Most of the keypoint detection model and repositories are trained on COCO or MPII human pose dataset or facial keypoints. There were no tangible guide to train a keypoint detection model on custom dataset other than human pose or facial keypoints.
And hence this repository will primarily focus on keypoint detection training on custom dataset using Tensorflow object detection API. Here we have used a combination of Centernet-hourglass network therefore the model can provide both bounding boxes and keypoint data as an output during inference.
We will be using the transfer learning technique on centernet-hourglass104 pre-trained model trained on coco dataset to speed-up the training process.
Create a folder structure similar to this order
Custom-keypoint-detection
|_ dataset
|_ images (folder to place all the images)
|_ annotations (folder to place the annotation file)
|_ tfrecord (folder to place tfrecord)
Our intention in this project is to detect cutting plier and it's 5 keypoints. Basically you can replace it with any object you need to detect.
Collect all your images and place it into your dataset/images
folder. Make sure all the images are in same format, preferably .jpg/jpeg.
The TF2 object detection pipeline requires the dataset for centernet-hourglass network to be annotated on coco data format as it's pretrained model is initially trained on COCO dataset.
I have used coco-annotator, a web-based annotation tool that let's you annotate bounding boxes, keypoints, etc which also allows us to automatically download the annotations in coco data format. The setup and installtion using docker is super easy, where you can follow these steps to do so.
Run docker-compose up
on terminal from the coco_annotator project directory. Once it's fired up, open http://localhost:5000
on your web browser to go to COCO annotator web interface.
Go to Datasets tab and create a new dataset. Give a dataset name and click Create Dataset.
It will automatically create a folder inside coco-annotator/datasets/(dataset_name)
. Now copy all the images from Custom-keypoint-detection/dataset/images
to coco-annotator/datasets/(dataset_name)
. This will automatically import all the images into the coco-annotator tool.
Next step is to create the categories (labels) for our dataset to annotate. We create categories only for the objects that needs to be detected using bounding box. We won't create separate categories for keypoints, it will be a subset of the object itself.

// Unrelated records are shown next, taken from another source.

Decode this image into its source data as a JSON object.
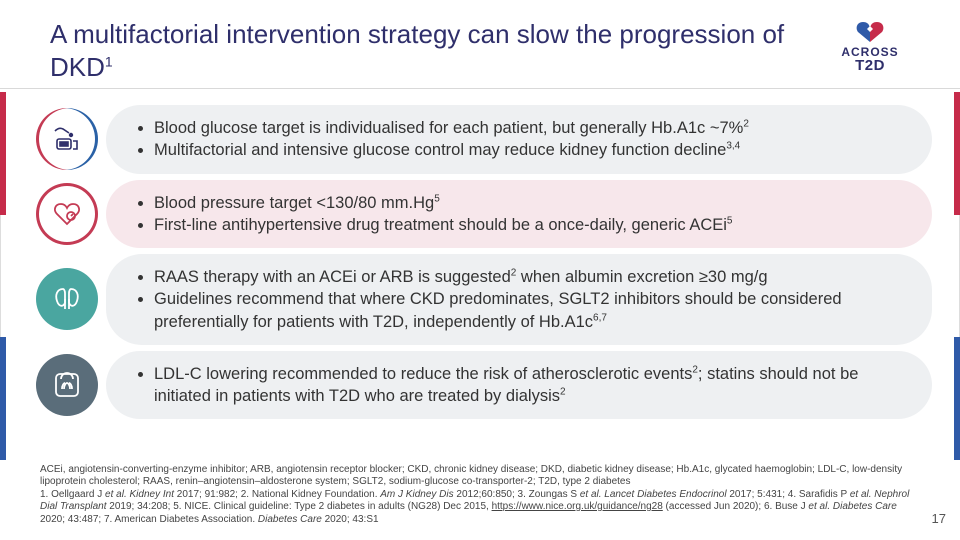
{
  "title_html": "A multifactorial intervention strategy can slow the progression of DKD<sup>1</sup>",
  "logo": {
    "line1": "ACROSS",
    "line2": "T2D"
  },
  "rows": [
    {
      "bg": "#eef0f2",
      "icon_color": "#2f2f6b",
      "bullets_html": [
        "Blood glucose target is individualised for each patient, but generally Hb.A1c ~7%<sup>2</sup>",
        "Multifactorial and intensive glucose control may reduce kidney function decline<sup>3,4</sup>"
      ]
    },
    {
      "bg": "#f7e7eb",
      "icon_color": "#c43b54",
      "bullets_html": [
        "Blood pressure target <130/80 mm.Hg<sup>5</sup>",
        "First-line antihypertensive drug treatment should be a once-daily, generic ACEi<sup>5</sup>"
      ]
    },
    {
      "bg": "#eef0f2",
      "icon_color": "#ffffff",
      "bullets_html": [
        "RAAS therapy with an ACEi or ARB is suggested<sup>2</sup> when albumin excretion ≥30 mg/g",
        "Guidelines recommend that where CKD predominates, SGLT2 inhibitors should be considered preferentially for patients with T2D, independently of Hb.A1c<sup>6,7</sup>"
      ]
    },
    {
      "bg": "#eef0f2",
      "icon_color": "#ffffff",
      "bullets_html": [
        "LDL-C lowering recommended to reduce the risk of atherosclerotic events<sup>2</sup>; statins should not be initiated in patients with T2D who are treated by dialysis<sup>2</sup>"
      ]
    }
  ],
  "footer_html": "ACEi, angiotensin-converting-enzyme inhibitor; ARB, angiotensin receptor blocker; CKD, chronic kidney disease; DKD, diabetic kidney disease; Hb.A1c, glycated haemoglobin; LDL-C, low-density lipoprotein cholesterol; RAAS, renin–angiotensin–aldosterone system; SGLT2, sodium-glucose co-transporter-2; T2D, type 2 diabetes<br>1. Oellgaard J <i>et al. Kidney Int</i> 2017; 91:982; 2. National Kidney Foundation. <i>Am J Kidney Dis</i> 2012;60:850; 3. Zoungas S <i>et al. Lancet Diabetes Endocrinol</i> 2017; 5:431; 4. Sarafidis P <i>et al. Nephrol Dial Transplant</i> 2019; 34:208; 5. NICE. Clinical guideline: Type 2 diabetes in adults (NG28) Dec 2015, <a href='#'>https://www.nice.org.uk/guidance/ng28</a> (accessed Jun 2020); 6. Buse J <i>et al. Diabetes Care</i> 2020; 43:487; 7. American Diabetes Association. <i>Diabetes Care</i> 2020; 43:S1",
  "page_number": "17",
  "colors": {
    "title": "#2f2f6b",
    "accent_red": "#c62b4a",
    "accent_blue": "#2f5aa8",
    "teal": "#4aa6a0",
    "slate": "#5a6d7a"
  }
}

Link categories to the dataset by the Edit option.
Move to Datasets
tab and click on the images to start annotating. Draw the bounding box first and press right arrow
on the keyboard to annotate keypoints. Follow the same keypoints order while annotating which shows on the right side panel.

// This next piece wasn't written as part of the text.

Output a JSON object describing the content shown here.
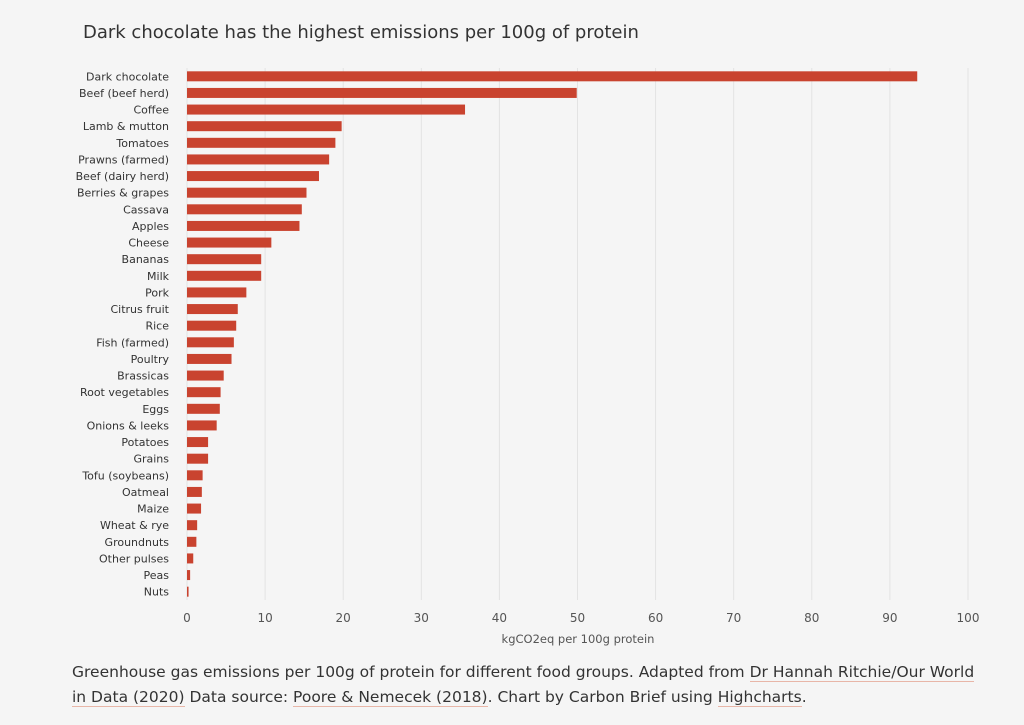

After annotating the required images, download the annotation data through Datasets -> Download COCO
. All the annotation data will be saved and downloaded as a (dataset_name).json
file.
You can find the annotation file for our dataset in dataset/annotations/
folder. By looking at the data structure in annotation file you will get any idea how to prepare your own dataset in coco format.
As you can see we have all the images annotated and saved in a file. But for training, we need two type of dataset namely, training and validation data. So, in order to prepare your dataset for training, we need to split the dataset into set.
$ python cocosplit.py -h
usage: cocosplit.py [-h] -s SPLIT [--having-annotations]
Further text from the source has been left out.